Et c’est sur ce dernier point que le Pr Julien Girard invite à réfléchir : « Posez-vous cette question : si vous aviez, tout de suite, une heure de libre devant vous, préfèreriez-vous aller courir ou rentrer chez vous pour voir votre famille ? ». Dire que ceux et celles qui répondent « je préfère aller courir » sont addicts, serait évidemment un raccourci bien trop rapide. Mais il s’agit tout de même d’un indice à prendre en compte. « Les personnes que nous rencontrons en arrivent à ne plus vouloir vivre leur vie de tous les jours. Le sport est une échappatoire. Le rôle de l’entourage est très important. Pour permettre de relativiser. De montrer qu’il y a d’autres choses qui comptent. La famille, les enfants, le travail ».
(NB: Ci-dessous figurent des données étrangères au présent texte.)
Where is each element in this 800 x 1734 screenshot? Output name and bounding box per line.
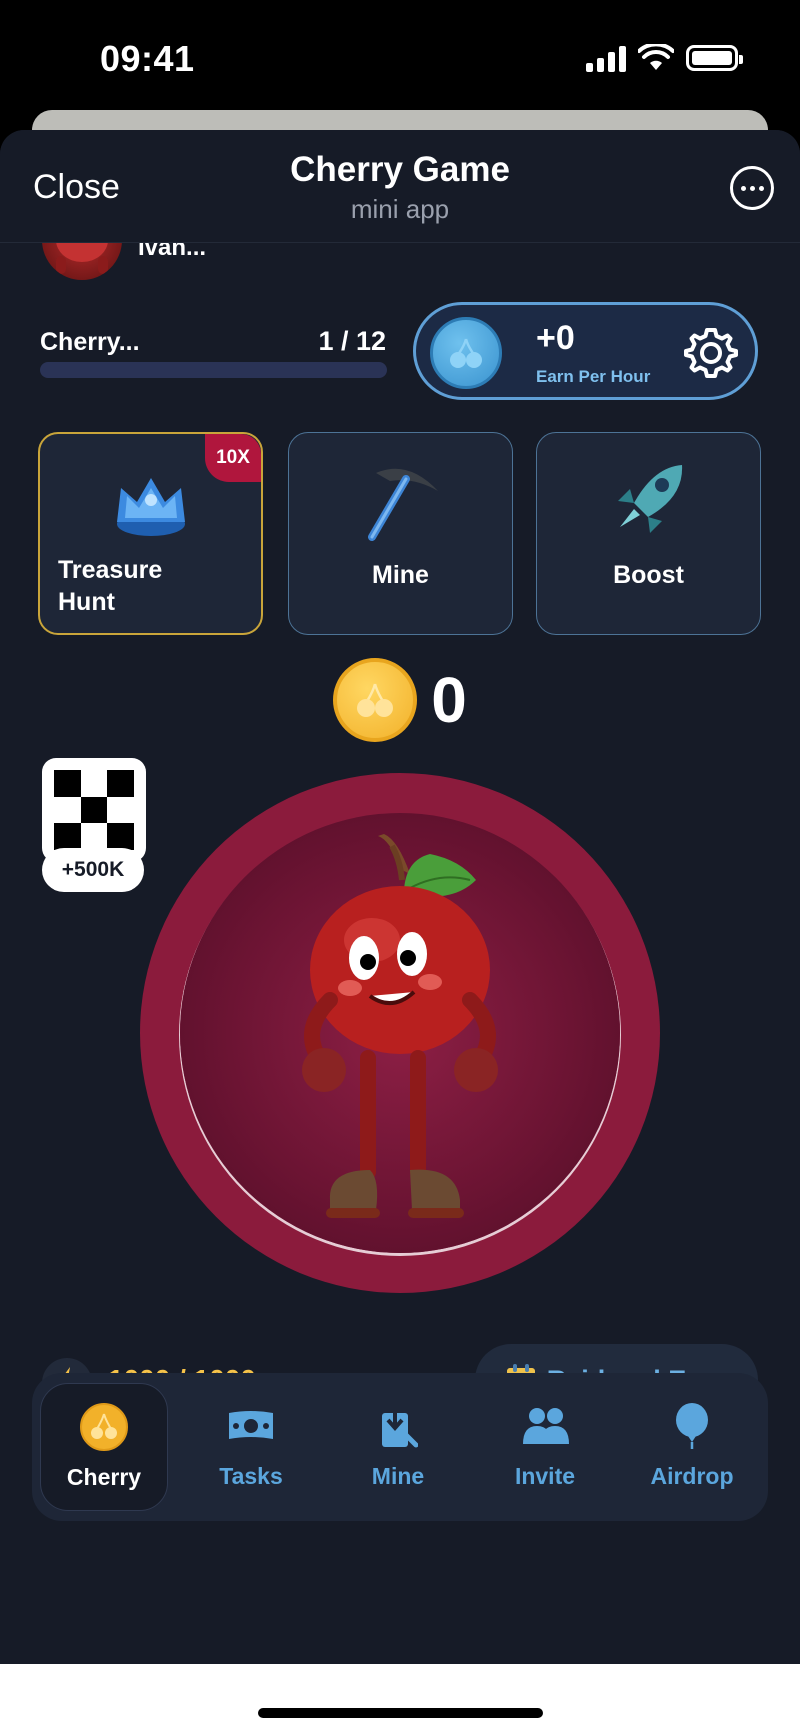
- level-count: 1 / 12: [318, 326, 386, 356]
- download-box-icon: [373, 1401, 423, 1451]
- nav-label-tasks: Tasks: [219, 1463, 283, 1489]
- qr-bonus-button[interactable]: [42, 758, 146, 862]
- nav-label-invite: Invite: [514, 1463, 576, 1489]
- signal-icon: [586, 44, 626, 72]
- nav-label-cherry: Cherry: [66, 1464, 142, 1490]
- page-subtitle: mini app: [350, 194, 450, 224]
- rocket-icon: [617, 465, 682, 533]
- home-indicator-area: [0, 1664, 800, 1734]
- treasure-hunt-label-line2: Hunt: [58, 588, 115, 616]
- checker-icon: [54, 770, 134, 850]
- wifi-icon: [638, 44, 674, 70]
- earn-per-hour-pill[interactable]: +0 Earn Per Hour: [413, 302, 758, 400]
- status-bar: 09:41: [0, 0, 800, 110]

Difficile de trouver meilleur moyen de traiter la bigorexie qu’une psychothérapie de soutien. Car non, cette addiction au sport n’est pas irréversible. Le Pr Julien Girard en veut pour preuve les personnes suivies au GIRASport à Lille. « Au bout du compte, les gens le vivent bien, et nous disent qu’ils ont l’impression de retrouver de la liberté, de redécouvrir les joies de la vie de famille. Il faut comprendre que faire du sport avec ses enfants, sans fractionnés, ni VMA, ni notion de calories, c’est aussi important. Et comprendre que ce n’est pas du sacrifice ».

D’où l’intérêt, également, de ne pas couper les ponts avec tous les membres de son entourage non sportif. « Avoir un entourage sédentaire, c’est très bien. Ca permet de voir qu’on peut être sédentaire et heureux. Et puis, ça permet aussi de briller en parlant de ses épreuves et performances ! On suscite l’interrogation, l’admiration », sourit le Pr Julien Girard. Et de poursuivre : « A l’inverse, s’entourer de personnes uniquement sportives va pousser à continuer et à faire toujours plus ».

Ne pas avoir peur d’en parler avec ses proches, de les interroger sur la manière dont ils vivent cette pratique sportive qui n’est pas forcément la leur,  et se poser les bonnes questions sur sa propre manière de vivre cette activité. Autant de pistes qui peuvent permettre de tirer un signal d’alarme, avant l’arrivée de problèmes familiaux ou professionnels qui seraient signes, eux, qu’il est déjà peut-être un peu tard.